Peki bu durumla başetmede ailelere ne gibi görevler düşmektedir;
•Okula gitmek istemeyen çocuğunuza anlayışla yaklaşın ve bu durumun eçici olduğunu unutmayın.
•Çocuğunuzun okula gitmesi konusunda kararlı ve tutarlı olun. Bu tutarlılığı davranışlarınızla ve sözlerinizle destekleyin.
•Okul korkusunun çözümü çocuğunuz evdeyken değil; okula giderken aranmalıdır; evde geçen her gün okula dönüşü olumsuz etkiler. Dolayısıyla ‘Bir gün gitmese bir şey olmaz’ düşüncesini çocuk çok iyi kullanır ve bu durumu süreklilik halinde kullanmaya başlar.
•Katı ve anlayışsız tutum; çocuğu daha çok gerginleştirir ve huzursuzluğunu arttırır. Bu durumun bir şımarıklık değil; tedavi edilmesi gereken bir durum olduğu göz önünde bulundurulmalıdır.
•Çocuğun kaygıları dinlenmeli; duygu ve düşünceleri öğrenilmelidir.
•Okul fobisini; ortaya çıkardığını düşündüğünüz(ebeveynlerin evden uzaklaşması; yeni doğan kardeş; güvensizlik duygusu; anne babanın yeni boşanması vb.)sorunların çözümlenmesi için çocuğunuzu gözlemleyin. Dolayısıyla öncelikle bu faktörleri gözden geçirin ve çözümü için çalışın.
•Sınıf öğretmenleri ve okuldaki rehberlik öğretmenleri ile iletişim halinde olarak çocuğunuzun korkularını paylaşın. Onların gözlem ve düşüncelerini dinleyin. Çünkü okul korkusunda öğretmenlerle işbirliği; tedavinin büyük bir kısmını oluşturur.
•Çocuğunuzu rahatlatmak için onunla konuşun. Gerçekte onu rahatsız eden bir şeylerin varolup olmadığını öğrenin. Çocuğunuzla suçlayıcı ve yargılayıcı değil; onu anladığınızı belirten ‘ben’ diliyle konuşun.
•Bu durumun üstesinden gelebilmek için konuyla ilgili bir uzmana başvurun.
Peki çocukta bu korkunun oluşumunu engelleyici; uyum becerisi geliştirmek için ne gibi şeyler yapmak gerekir?
•İlk olarak okula başlamadan önce okulu ziyaret etmek; okulu gezmek çocuğunun bilinmezliklerinin azalmasını sağlar; böylece kendini daha rahat ve güvende hisseder.
•Sakin kalmaya çalışarak çocuğunuza güven veriniz.
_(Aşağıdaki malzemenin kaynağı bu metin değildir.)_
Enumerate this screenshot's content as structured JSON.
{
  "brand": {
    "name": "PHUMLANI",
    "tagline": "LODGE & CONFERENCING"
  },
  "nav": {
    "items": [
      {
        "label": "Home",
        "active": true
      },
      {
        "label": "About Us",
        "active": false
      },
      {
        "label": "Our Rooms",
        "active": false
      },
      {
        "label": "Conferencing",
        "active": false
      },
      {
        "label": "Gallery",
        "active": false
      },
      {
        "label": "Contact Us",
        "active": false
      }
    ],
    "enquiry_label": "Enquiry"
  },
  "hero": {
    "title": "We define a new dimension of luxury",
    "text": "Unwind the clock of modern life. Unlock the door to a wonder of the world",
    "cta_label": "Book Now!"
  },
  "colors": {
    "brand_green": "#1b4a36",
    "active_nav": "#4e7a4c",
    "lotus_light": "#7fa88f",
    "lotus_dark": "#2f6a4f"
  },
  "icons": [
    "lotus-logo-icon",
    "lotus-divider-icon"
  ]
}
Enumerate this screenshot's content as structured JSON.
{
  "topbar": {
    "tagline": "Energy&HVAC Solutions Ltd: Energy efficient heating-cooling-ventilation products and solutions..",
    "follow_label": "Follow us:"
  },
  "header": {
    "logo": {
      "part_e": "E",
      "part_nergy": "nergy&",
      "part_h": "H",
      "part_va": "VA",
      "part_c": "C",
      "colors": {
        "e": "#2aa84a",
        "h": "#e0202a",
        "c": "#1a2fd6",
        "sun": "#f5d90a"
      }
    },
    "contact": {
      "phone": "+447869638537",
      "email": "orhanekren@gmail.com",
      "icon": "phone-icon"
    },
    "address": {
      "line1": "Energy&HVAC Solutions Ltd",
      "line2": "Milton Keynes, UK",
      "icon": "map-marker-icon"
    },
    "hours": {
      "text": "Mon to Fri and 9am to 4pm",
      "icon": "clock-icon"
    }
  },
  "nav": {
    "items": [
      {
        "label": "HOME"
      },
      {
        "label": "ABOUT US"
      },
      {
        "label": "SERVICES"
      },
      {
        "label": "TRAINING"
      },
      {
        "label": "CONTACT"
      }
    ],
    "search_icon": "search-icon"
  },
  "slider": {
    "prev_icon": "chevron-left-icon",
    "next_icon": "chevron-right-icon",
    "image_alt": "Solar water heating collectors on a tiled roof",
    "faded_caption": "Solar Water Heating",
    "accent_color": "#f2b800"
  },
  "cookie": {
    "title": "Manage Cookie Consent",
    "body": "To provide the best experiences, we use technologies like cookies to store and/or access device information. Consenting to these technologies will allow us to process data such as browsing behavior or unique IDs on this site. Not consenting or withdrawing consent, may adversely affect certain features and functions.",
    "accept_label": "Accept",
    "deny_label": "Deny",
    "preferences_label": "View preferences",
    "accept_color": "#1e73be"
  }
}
Çocuklar okula başlamadan ebeveynler kaygılanmaya başlarlar. ‘Ya çocuğum okulda düşerse; ya tek kalırsa; ya tuvaleti bulamazsa’ bunların hepsi aslında anne-babanın sahip olduğu kaygılardır. Bu kaygılı durum çocukla anne arasında geçişken durumdadır. Annenin kaygısı zaman içerisinde çocuğa da geçer. Anne ne kadar bu tedirginliğini saklamaya çalışsa da hareketlerinden; gözlerinden ya da yüz ifadelerinden tedirginliği çocuğa yansır. Dolayısıyla bu konuda sakin ve rahat görünmeye çalışın.
•Okulda çocuğunuzla vedalaşmayı uzun sürdürmeyiniz. Sınıf önünde beklemeniz çocuğunuzu daha fazla kaygılandırıp uyum süresini uzatacaktır.
•Çocuğunuz ağladığında; kesin bir dille bunun hiç bir şeyi değiştirmeyeceğini anlatmaya çalışın. Çocuğunuz sizin kesin olduğunuzu gördüğünde stresle başetmesi gerektiğini anlayacaktır.
•Kaygılı çocuklar; annesinin evde kendisini karşılamayacağı düşüncesiyle okula gitmek istemeyebilir. Bundan dolayı okulun tam çıkış saatinde onu alacağınızı ya da servisin onu alacağını; evde mutlaka onu karşılayan birilerinin olacağını çocuğunuza açıklayın.